Unique NZ frogs found to be breeding
Posted by Miqe on February 28, 2008
Thirteen rare finger nail-sized frogs have been born for the first time on one of New Zealand’s main islands.
The Maud Island frogs were found in the frog enclosure at the Karori Wildlife Sanctuary in Wellington and have been taken to Victoria University.
When they have grown they will be released into the wild.
Victoria University student Kerri Lukis, who is studying the sanctuary’s population for her Master’s thesis, said it was an exciting find.

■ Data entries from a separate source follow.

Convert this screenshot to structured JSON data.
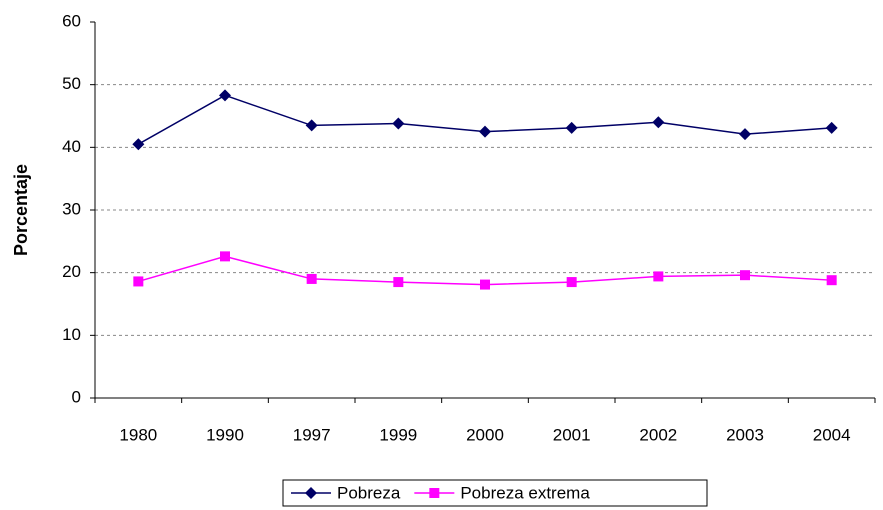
{
  "chart_data": {
    "type": "line",
    "y_label": "Porcentaje",
    "categories": [
      "1980",
      "1990",
      "1997",
      "1999",
      "2000",
      "2001",
      "2002",
      "2003",
      "2004"
    ],
    "series": [
      {
        "name": "Pobreza",
        "color": "#000066",
        "marker": "diamond",
        "values": [
          40.5,
          48.3,
          43.5,
          43.8,
          42.5,
          43.1,
          44.0,
          42.1,
          43.1
        ]
      },
      {
        "name": "Pobreza extrema",
        "color": "#ff00ff",
        "marker": "square",
        "values": [
          18.6,
          22.6,
          19.0,
          18.5,
          18.1,
          18.5,
          19.4,
          19.6,
          18.8
        ]
      }
    ],
    "ylim": [
      0,
      60
    ],
    "yticks": [
      0,
      10,
      20,
      30,
      40,
      50,
      60
    ],
    "grid": true,
    "legend": "bottom"
  }
}
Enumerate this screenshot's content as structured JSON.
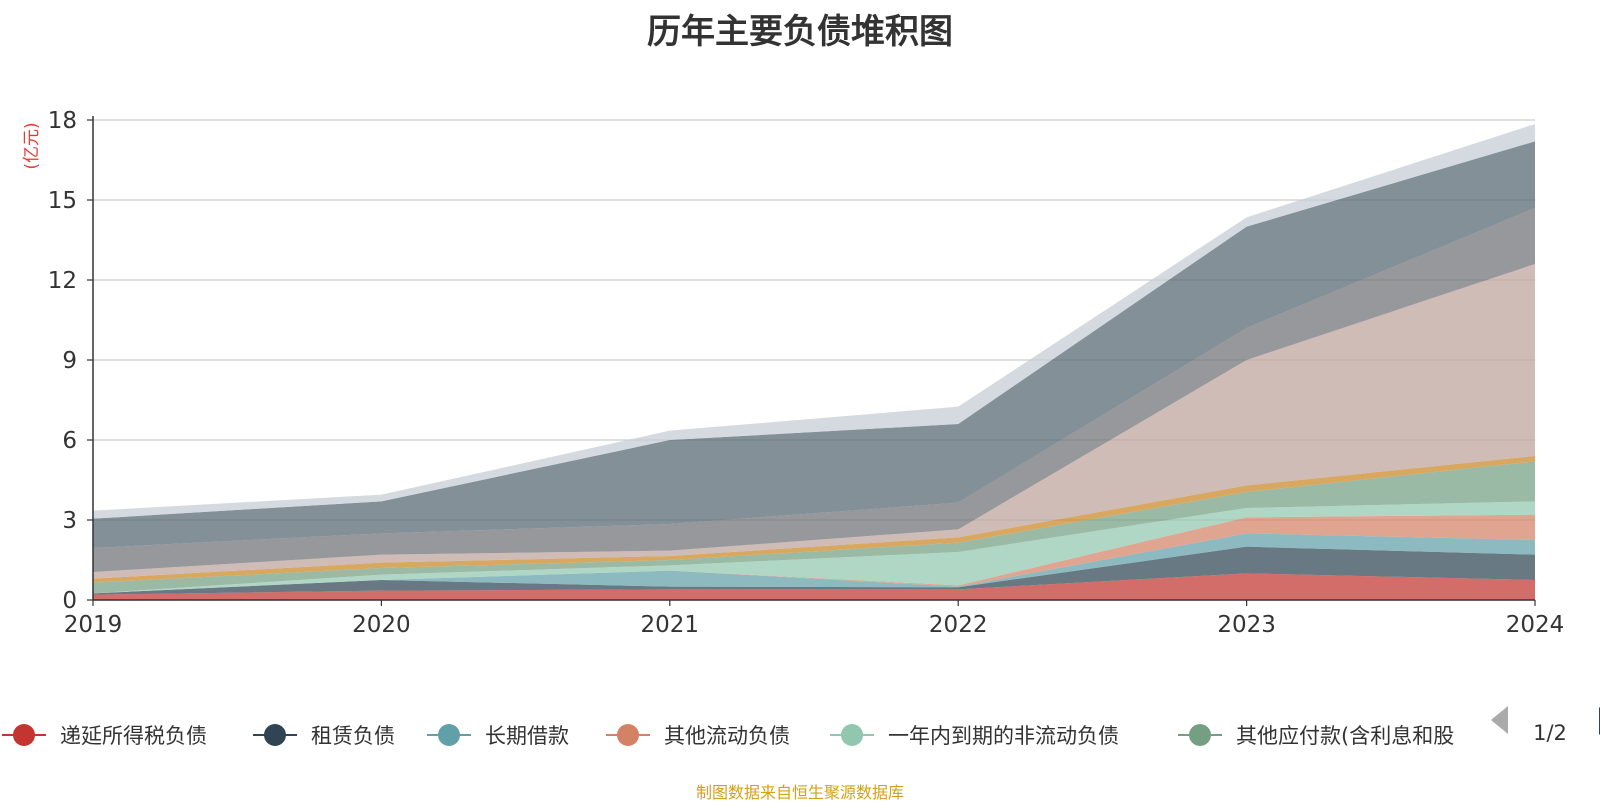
{
  "chart_data": {
    "type": "area",
    "stacked": true,
    "title": "历年主要负债堆积图",
    "unit_label": "(亿元)",
    "x": [
      "2019",
      "2020",
      "2021",
      "2022",
      "2023",
      "2024"
    ],
    "ylim": [
      0,
      18
    ],
    "yticks": [
      "0",
      "3",
      "6",
      "9",
      "12",
      "15",
      "18"
    ],
    "grid": true,
    "legend_position": "bottom",
    "series": [
      {
        "name": "递延所得税负债",
        "color": "#c23531",
        "values": [
          0.2,
          0.35,
          0.4,
          0.4,
          1.0,
          0.75
        ]
      },
      {
        "name": "租赁负债",
        "color": "#2f4554",
        "values": [
          0.05,
          0.4,
          0.1,
          0.08,
          1.0,
          0.95
        ]
      },
      {
        "name": "长期借款",
        "color": "#61a0a8",
        "values": [
          0.0,
          0.0,
          0.6,
          0.02,
          0.5,
          0.55
        ]
      },
      {
        "name": "其他流动负债",
        "color": "#d48265",
        "values": [
          0.0,
          0.0,
          0.0,
          0.05,
          0.6,
          0.95
        ]
      },
      {
        "name": "一年内到期的非流动负债",
        "color": "#91c7ae",
        "values": [
          0.0,
          0.2,
          0.2,
          1.25,
          0.35,
          0.5
        ]
      },
      {
        "name": "其他应付款(含利息和股",
        "color": "#749f83",
        "values": [
          0.4,
          0.25,
          0.2,
          0.35,
          0.6,
          1.5
        ]
      },
      {
        "name": "",
        "color": "#ca8622",
        "values": [
          0.15,
          0.2,
          0.15,
          0.2,
          0.25,
          0.2
        ]
      },
      {
        "name": "",
        "color": "#bda29a",
        "values": [
          0.25,
          0.3,
          0.2,
          0.3,
          4.7,
          7.2
        ]
      },
      {
        "name": "",
        "color": "#6e7074",
        "values": [
          0.9,
          0.8,
          1.0,
          1.0,
          1.2,
          2.1
        ]
      },
      {
        "name": "",
        "color": "#546570",
        "values": [
          1.1,
          1.2,
          3.15,
          2.95,
          3.8,
          2.5
        ]
      },
      {
        "name": "",
        "color": "#c4ccd3",
        "values": [
          0.3,
          0.25,
          0.35,
          0.65,
          0.35,
          0.65
        ]
      }
    ]
  },
  "legend": {
    "page_indicator": "1/2"
  },
  "footer": {
    "source": "制图数据来自恒生聚源数据库"
  }
}
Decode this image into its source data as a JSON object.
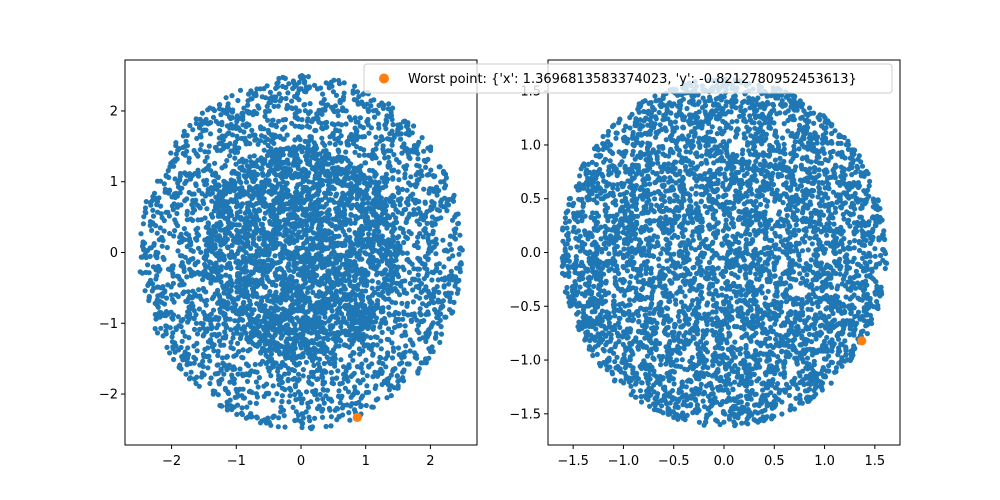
{
  "chart_data": [
    {
      "type": "scatter",
      "title": "",
      "xlabel": "",
      "ylabel": "",
      "xlim": [
        -2.72,
        2.72
      ],
      "ylim": [
        -2.72,
        2.72
      ],
      "grid": false,
      "xticks": [
        {
          "value": -2,
          "label": "−2"
        },
        {
          "value": -1,
          "label": "−1"
        },
        {
          "value": 0,
          "label": "0"
        },
        {
          "value": 1,
          "label": "1"
        },
        {
          "value": 2,
          "label": "2"
        }
      ],
      "yticks": [
        {
          "value": -2,
          "label": "−2"
        },
        {
          "value": -1,
          "label": "−1"
        },
        {
          "value": 0,
          "label": "0"
        },
        {
          "value": 1,
          "label": "1"
        },
        {
          "value": 2,
          "label": "2"
        }
      ],
      "series": [
        {
          "color": "#1f77b4",
          "description": "dense cloud of about 5000 points filling a disc of radius about 2.5 centred at the origin, densest near the centre",
          "distribution": {
            "shape": "disc",
            "center": [
              0,
              0
            ],
            "radius": 2.5,
            "count": 5000
          }
        },
        {
          "color": "#ff7f0e",
          "points": [
            {
              "x": 0.87,
              "y": -2.33
            }
          ]
        }
      ]
    },
    {
      "type": "scatter",
      "title": "",
      "xlabel": "",
      "ylabel": "",
      "xlim": [
        -1.75,
        1.75
      ],
      "ylim": [
        -1.79,
        1.79
      ],
      "grid": false,
      "xticks": [
        {
          "value": -1.5,
          "label": "−1.5"
        },
        {
          "value": -1.0,
          "label": "−1.0"
        },
        {
          "value": -0.5,
          "label": "−0.5"
        },
        {
          "value": 0.0,
          "label": "0.0"
        },
        {
          "value": 0.5,
          "label": "0.5"
        },
        {
          "value": 1.0,
          "label": "1.0"
        },
        {
          "value": 1.5,
          "label": "1.5"
        }
      ],
      "yticks": [
        {
          "value": -1.5,
          "label": "−1.5"
        },
        {
          "value": -1.0,
          "label": "−1.0"
        },
        {
          "value": -0.5,
          "label": "−0.5"
        },
        {
          "value": 0.0,
          "label": "0.0"
        },
        {
          "value": 0.5,
          "label": "0.5"
        },
        {
          "value": 1.0,
          "label": "1.0"
        },
        {
          "value": 1.5,
          "label": "1.5"
        }
      ],
      "series": [
        {
          "color": "#1f77b4",
          "description": "dense, nearly uniform cloud of about 5000 points filling a rounded region of radius about 1.6 centred at the origin",
          "distribution": {
            "shape": "disc",
            "center": [
              0,
              0
            ],
            "radius": 1.62,
            "count": 5000
          }
        },
        {
          "name": "Worst point: {'x': 1.3696813583374023, 'y': -0.8212780952453613}",
          "color": "#ff7f0e",
          "points": [
            {
              "x": 1.3696813583374023,
              "y": -0.8212780952453613
            }
          ]
        }
      ],
      "legend": {
        "position": "top",
        "entries": [
          "Worst point: {'x': 1.3696813583374023, 'y': -0.8212780952453613}"
        ]
      }
    }
  ]
}
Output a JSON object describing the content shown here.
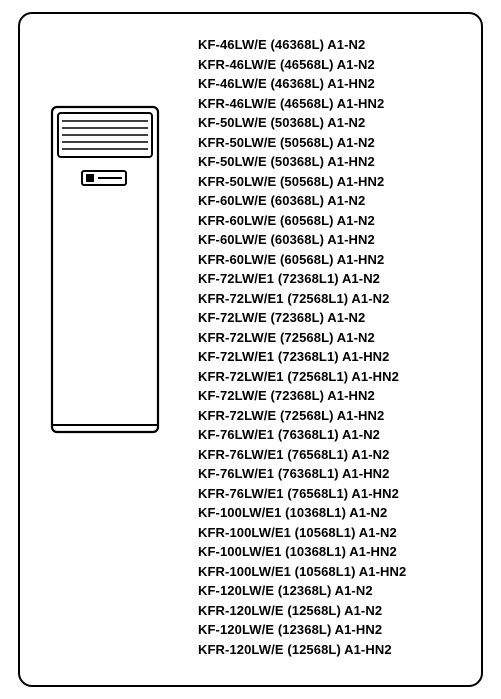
{
  "models": [
    "KF-46LW/E (46368L) A1-N2",
    "KFR-46LW/E (46568L) A1-N2",
    "KF-46LW/E (46368L) A1-HN2",
    "KFR-46LW/E (46568L) A1-HN2",
    "KF-50LW/E (50368L) A1-N2",
    "KFR-50LW/E (50568L) A1-N2",
    "KF-50LW/E (50368L) A1-HN2",
    "KFR-50LW/E (50568L) A1-HN2",
    "KF-60LW/E (60368L) A1-N2",
    "KFR-60LW/E (60568L) A1-N2",
    "KF-60LW/E (60368L) A1-HN2",
    "KFR-60LW/E (60568L) A1-HN2",
    "KF-72LW/E1 (72368L1) A1-N2",
    "KFR-72LW/E1 (72568L1) A1-N2",
    "KF-72LW/E (72368L) A1-N2",
    "KFR-72LW/E (72568L) A1-N2",
    "KF-72LW/E1 (72368L1) A1-HN2",
    "KFR-72LW/E1 (72568L1) A1-HN2",
    "KF-72LW/E (72368L) A1-HN2",
    "KFR-72LW/E (72568L) A1-HN2",
    "KF-76LW/E1 (76368L1) A1-N2",
    "KFR-76LW/E1 (76568L1) A1-N2",
    "KF-76LW/E1 (76368L1) A1-HN2",
    "KFR-76LW/E1 (76568L1) A1-HN2",
    "KF-100LW/E1 (10368L1) A1-N2",
    "KFR-100LW/E1 (10568L1) A1-N2",
    "KF-100LW/E1 (10368L1) A1-HN2",
    "KFR-100LW/E1 (10568L1) A1-HN2",
    "KF-120LW/E (12368L) A1-N2",
    "KFR-120LW/E (12568L) A1-N2",
    "KF-120LW/E (12368L) A1-HN2",
    "KFR-120LW/E (12568L) A1-HN2"
  ],
  "figure": {
    "outline_color": "#000000",
    "fill_color": "#ffffff",
    "stroke_width": 2.2
  }
}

“Maud Island frogs have never been found breeding in their natural habitat before, and certainly not on the mainland. It’s wonderful timing for 2008 — International Year of the Frog and a Leap Year,” Ms Lukis said.
“It’s rare to get a good news story about frogs, every year around 35 species of frog become extinct and two of New Zealand’s remaining native frog species are on the critical list.”
Maud Island frogs hatch from the egg as fully-formed frogs without going through the tadpole stage.
Maud Island frogs are nationally threatened. They evolved very little over the last 70 million years, resulting in distinctive features and behaviours.
They do not croak, live in water or have webbed feet, Ms Lukis said.
In 2006 , 60 frogs were released into the mouse-proof frog enclosure at the wildlife sanctuary in an effort to re-establish the species on the mainland.
Thirty of these frogs were then released into the wild so captive and wild populations could be compared.